Правда, самый яркий ее опус на эту тему еще не написан. Мы можем судить о нем лишь по отрывку, вернее — наброску романа «Архангел». (Он напечатан в 1999 году в четвертом и последнем номере очень неплохого, но недолговечного бостонского журнала «Контрапункт».)
Замысел Толстой на первый взгляд напоминает о лучшем рассказе Синявского «Пхенц»: приключение чуждого духа, вынужденного рядиться в обычную плоть. Но книга Толстой задумана с эпическим размахом — на роман, а не новеллу. Собственно, сама энергия, сам азарт этого намерения и позволяет видеть в наброске прообраз целого, урок на завтра.
Герой будущей книги Толстой — падший ангел. Наказанный за преступление, о котором ему не дано вспомнить, он обречен влачить свои дни, переходя из одной телесной темницы в другую. Это горизонтальное передвижение лишено смысла, ибо оно не приближает ангела к освобождению. Запертый в мясной клетке бессмертный дух мучается смутными — потому что невыразимыми — воспоминаниями о бестелесной жизни в высших сферах.
Чтобы выразить ужас своего героя перед постигшим его несчастьем, Толстая переворачивает тезис, обычно примиряющий человека с его долей. Считается, что мы можем судить о величии Творца по его творению. Толстая идет от противного: именно убожество земной жизни свидетельствует о неземном блаженстве.
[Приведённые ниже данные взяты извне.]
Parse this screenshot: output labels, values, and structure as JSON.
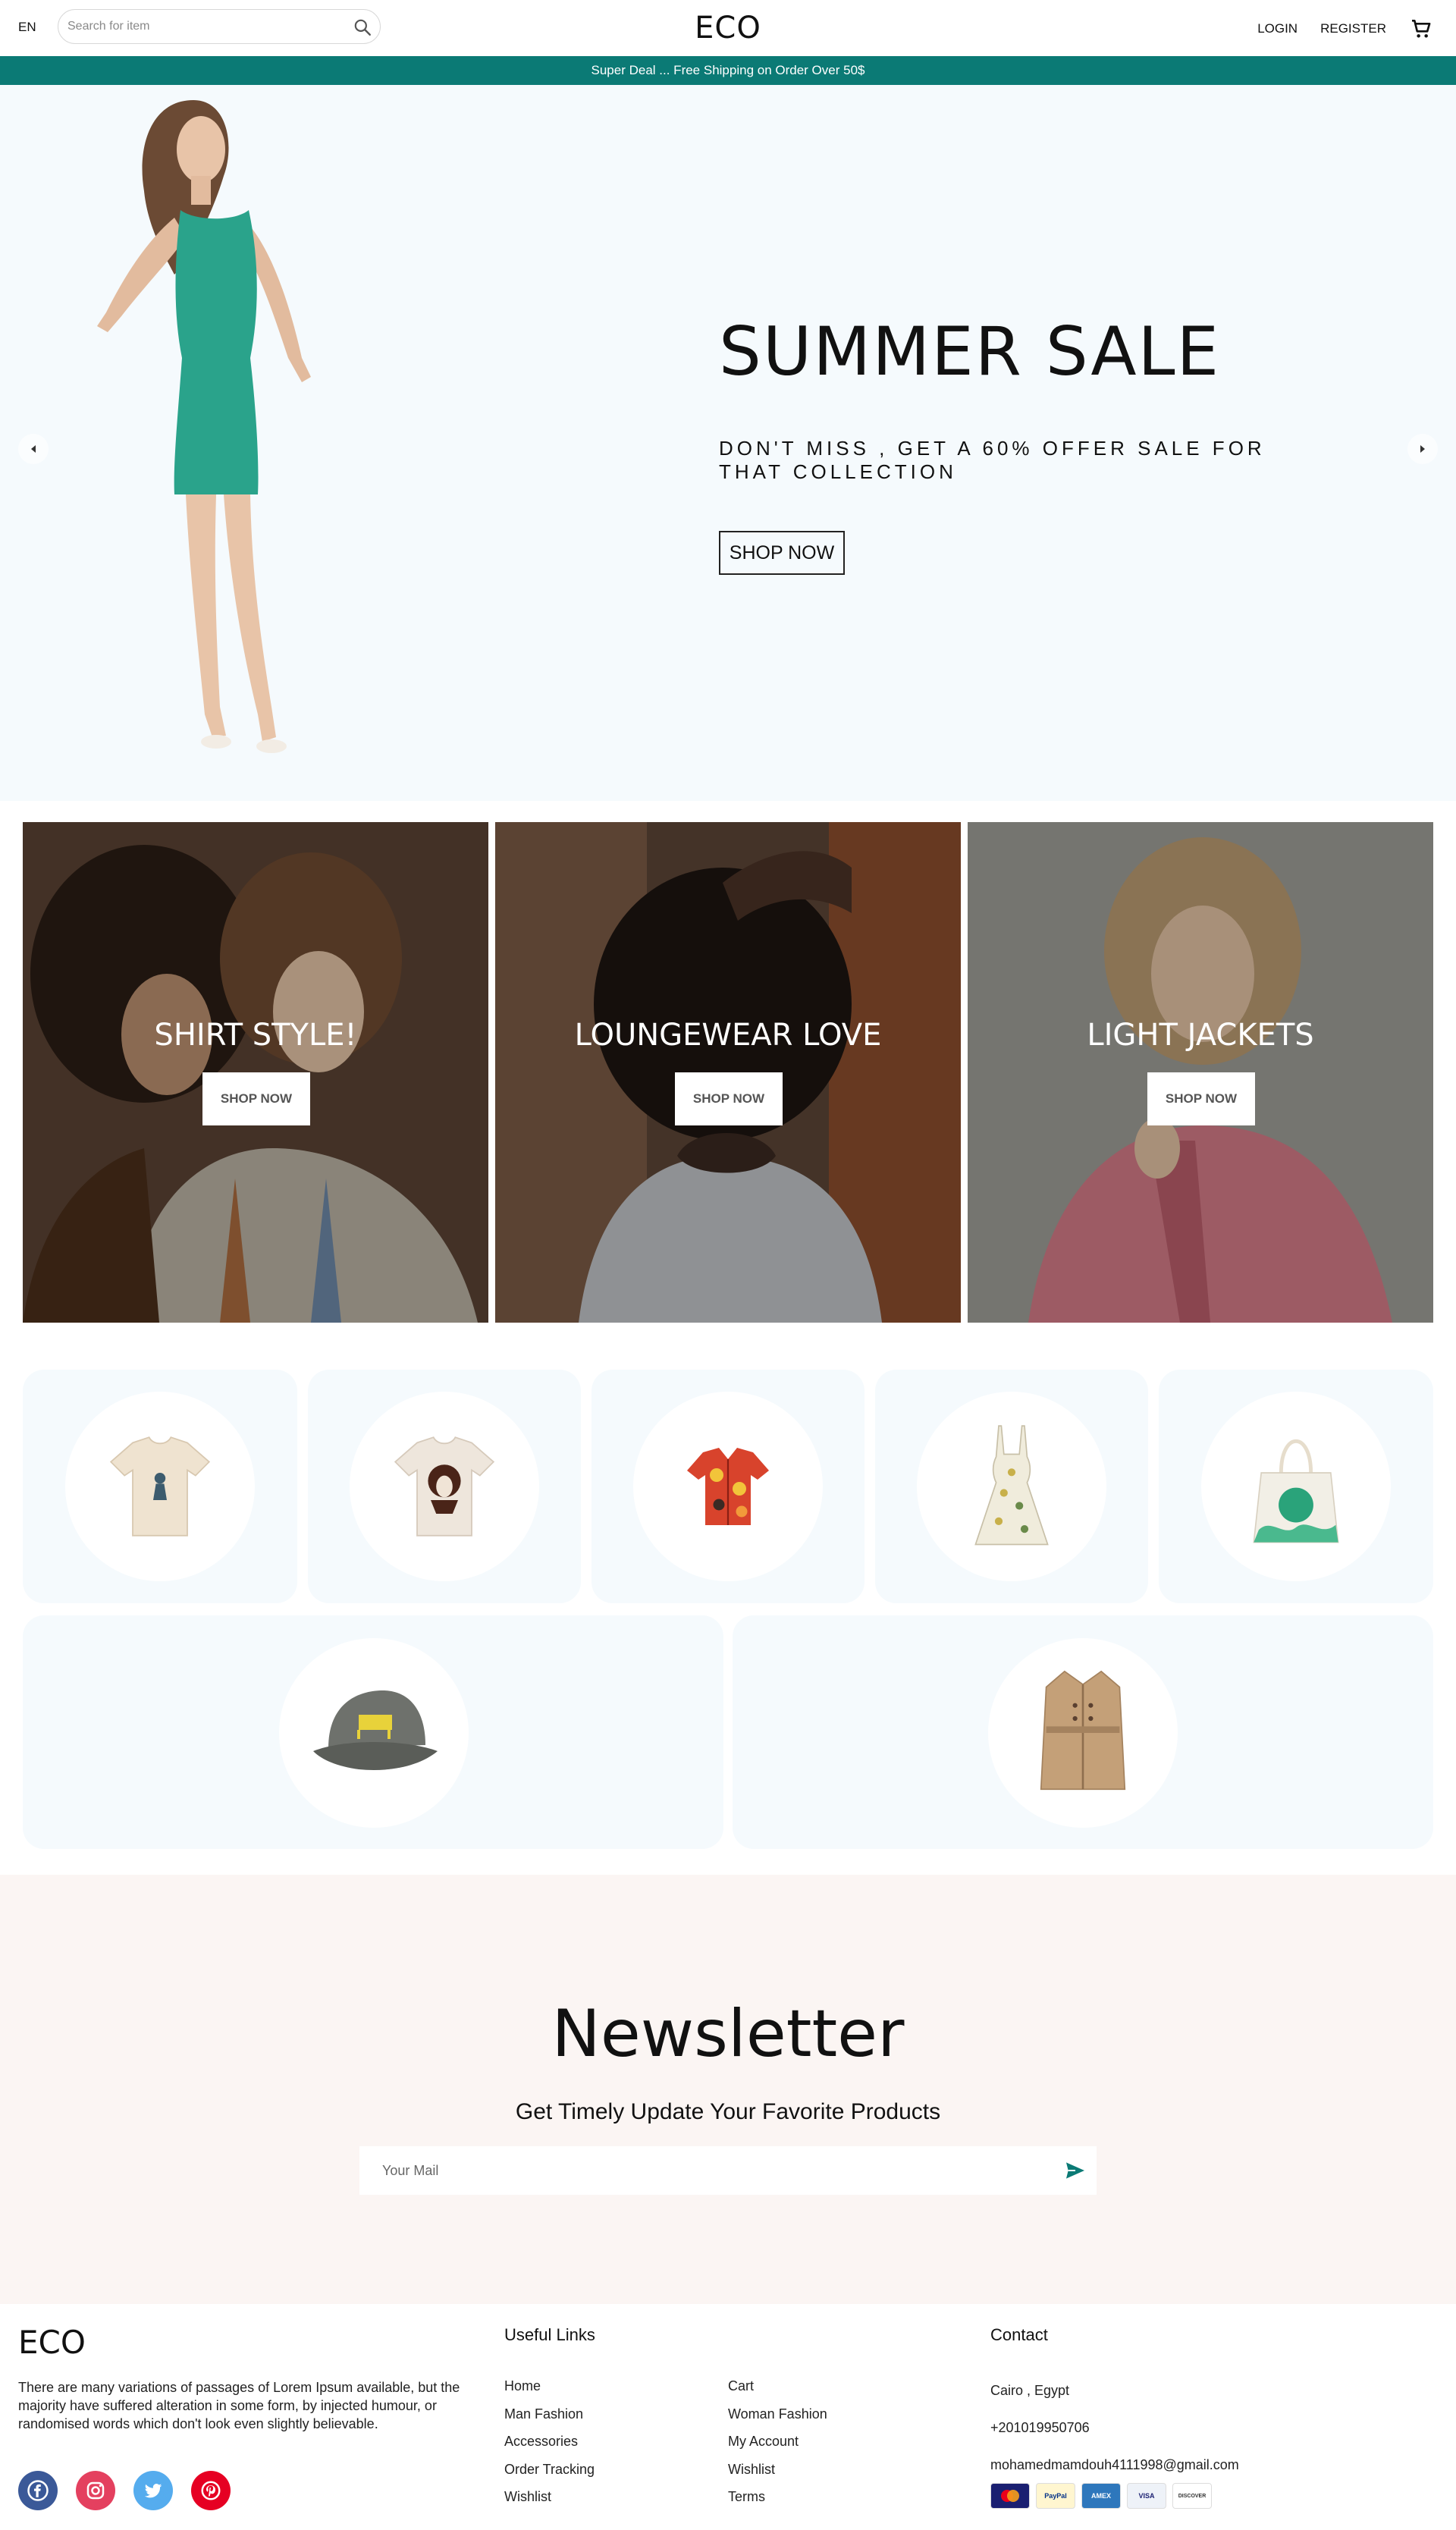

Изображая хождение по мукам своего ангела, Толстая живописует мытарства воплощенной души: «Колесо перемен вертелось, волоча его, намотанного на обод, по грязи и нищете окраины мира».
Понятно, что для того, кто был на небе, вся земля — его окраина. И это значит, что горизонтальное перемещение, будь то прогресс, история или эволюция, есть хаотическое движение, расползание без цели, расширение без подъема.
Такая безысходность — расплата за грехопадение. Трактуя первородный грех, Толстая не останавливается на преступлении, только — на наказании. Оно состоит еще и в том, что надежду на избавление (то есть на развоплощение) бередят разбросанные в пространстве и времени намеки, проблески чистого духа, соблазняющие тонкую душу и не дающую ей успокоиться в тучном теле. Ловить эти знаки, читать их и путать — назначение людей на Земле, в каждого из которых может вселиться архангел.
Из этого теологического опыта можно сделать общий вывод, столь же актуальный для новой русской словесности, сколь и для вечности.
Страдание неизбежно, ибо мы хотим больше, чем нам может дать мир. Таинственная неизбывность этого лишнего желания мешает примириться с пожизненным, но не вечным заключением. Вытерпеть его позволяет только мечта об освобождении, возможном лишь по ту сторону реального. Эта мечта — наш рок, придающий жизни смысл и делающий ее невыносимой.